Ingegnere, vasta esperienza nella gestione del territorio, ha già presieduto l’Ente dal 2007 al 2010

Gianluigi Peduto è il nuovo presidente dell’Ente regionale Parco dei Castelli Romani. 57 anni, di Frascati, a lungo impegnato al servizio del territorio e delle istituzioni, Gianluigi Peduto ha ricoperto diversi ruoli all’interno delle Amministrazioni Pubbliche locali.

Da dicembre 2017 ad oggi Peduto ha guidato l’IRVIT, l’Istituto Regionale Ville Tuscolane, in qualità di commissario straordinario e oggi torna all’Ente Parco, che ha già presieduto dal 2007 al 2010, per portare sul territorio una visione orientata alla collaborazione interistituzionale e concentrata sui risultati.

presidente del Parco dei Castelli RomaniRingrazio innanzi tutto il Presidente Nicola Zingaretti – dichiara Peduto – per la scelta, il mio impegno è rispondere con i fatti a questo atto di fiducia, lavorando al servizio del territorio e collaborando con tutti i Comuni del Parco e con le altre realtà sovracomunali dei Castelli Romani.
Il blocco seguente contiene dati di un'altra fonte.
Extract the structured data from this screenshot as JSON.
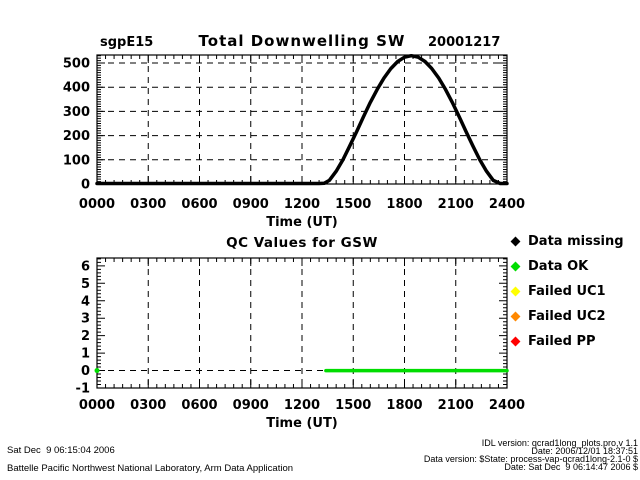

Quindi sicuramente continuità nello svolgimento dei compiti istituzionali assegnati all’Ente dalla legge: particolare attenzione sarà riservata alla correttezza, efficacia e trasparenza della azione amministrativa. E ovviamente obiettivi legati al mandato politico, che devono rispondere alle esigenze che oggi il territorio manifesta. Penso al tema dei rifiuti, alle micro discariche che degradano il territorio, rendendo vana ogni altra azione di valorizzazione. Spazio a progetti innovativi e sostenibili per attrarre finanziamenti nazionali ed europei con i quali dare anche opportunità di lavoro. Penso alle competenze, giovanili e non solo, presenti sul territorio, che cercheremo e valorizzeremo, per farle crescere mettendole in rete con gli Enti di ricerca e con l’Università. Un Parco deve anche avere un ruolo attivo nella costruzione di un circolo virtuoso che coniughi competenze, formazione, merito e occupazione.

Il Parco dei Castelli Romani ambisce a diventare un modello da imitare del quale la Regione Lazio possa andare orgogliosa e, chissà, che possa essere preso ad esempio quale modello di gestione consapevole e produttiva. Ringrazio Sandro Caracci, dal quale eredito un Ente vivace e dinamico, che si è aperto con successo alla comunicazione social, che interagisce con le persone e che continua a mettersi in discussione per intercettare e interpretare le nuove richieste del territorio. Attenzione particolare sarà riservata alla rete delle associazioni e dell’ambientalismo, che da sempre anima i Castelli Romani: lavorare insieme sarà fondamentale per il raggiungimento di una ampia e diffusa legittimazione sociale che ogni istituzione deve costantemente perseguire.